By Claudio Bertonatti
Traditionally, heritage is divided into natural and cultural. It is an intellectual exercise that seeks to classify welfares, spaces, species… only for the purpose of simplifying their understanding, as taxonomy does with zoology or botany. But this classification conditions our perception, to the point of observing nature, on the one hand, and culture, on the other. At this point we are facing a problem.
The fact is that even when we walk through the most urban landscape, it is easy to verify that wild species are present, as well as the soil, water and air. In the same way, when we walk through a wild ecosystem, cultural aspects are present: sometimes, in an invisible way, such as toponyms, myths, legends, songs, history, popular names of animals, medicinal uses of the plants… Sometimes their presence is obvious if there are paths, roads and other human structures.
However, the dissociation between “the natural” and “the cultural” is usually reinforced by the diffusion provided in the emblematic places on both sides. For example, in protected natural areas, brochures and posters shows the flora or fauna, but rarely the cultural components (historical, anthropological, archaeological and folkloric). Something similar happens when we visit a historical, archaeological or art museum: all very nice, but nature does not appear, as if it were a metaphor for the gaze of a one-eyed man. But if we were able to see with both eyes, the visual field would expand to reveal an integrated panorama.

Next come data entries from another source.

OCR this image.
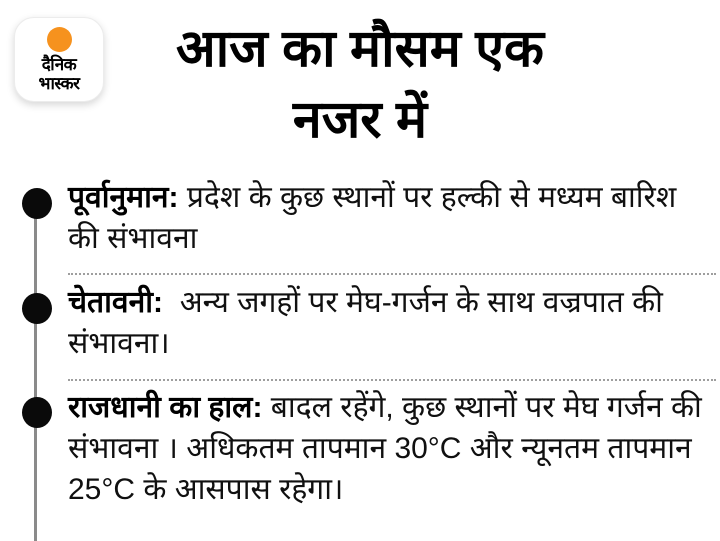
दैनिक
भास्कर
आज का मौसम एक
नजर में
पूर्वानुमान: प्रदेश के कुछ स्थानों पर हल्की से मध्यम बारिश की संभावना
चेतावनी: अन्य जगहों पर मेघ-गर्जन के साथ वज्रपात की संभावना।
राजधानी का हाल: बादल रहेंगे, कुछ स्थानों पर मेघ गर्जन की संभावना । अधिकतम तापमान 30°C और न्यूनतम तापमान 25°C के आसपास रहेगा।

From that view, heritage appears. That is, the integral legacy (natural and cultural) of the generations that preceded us. They selected objects, places, characters, species and events with which they identified in their time. We not only receive them: we resignify them, ratify them, discard them or renew them. Therefore, heritage is a social construction, based on the valuation, feeling and knowledge of the present. For this reason, different societies identify themselves with a patrimonial inventory that varies over time, although always, with the same purpose: to string them together to weave a story about their identity.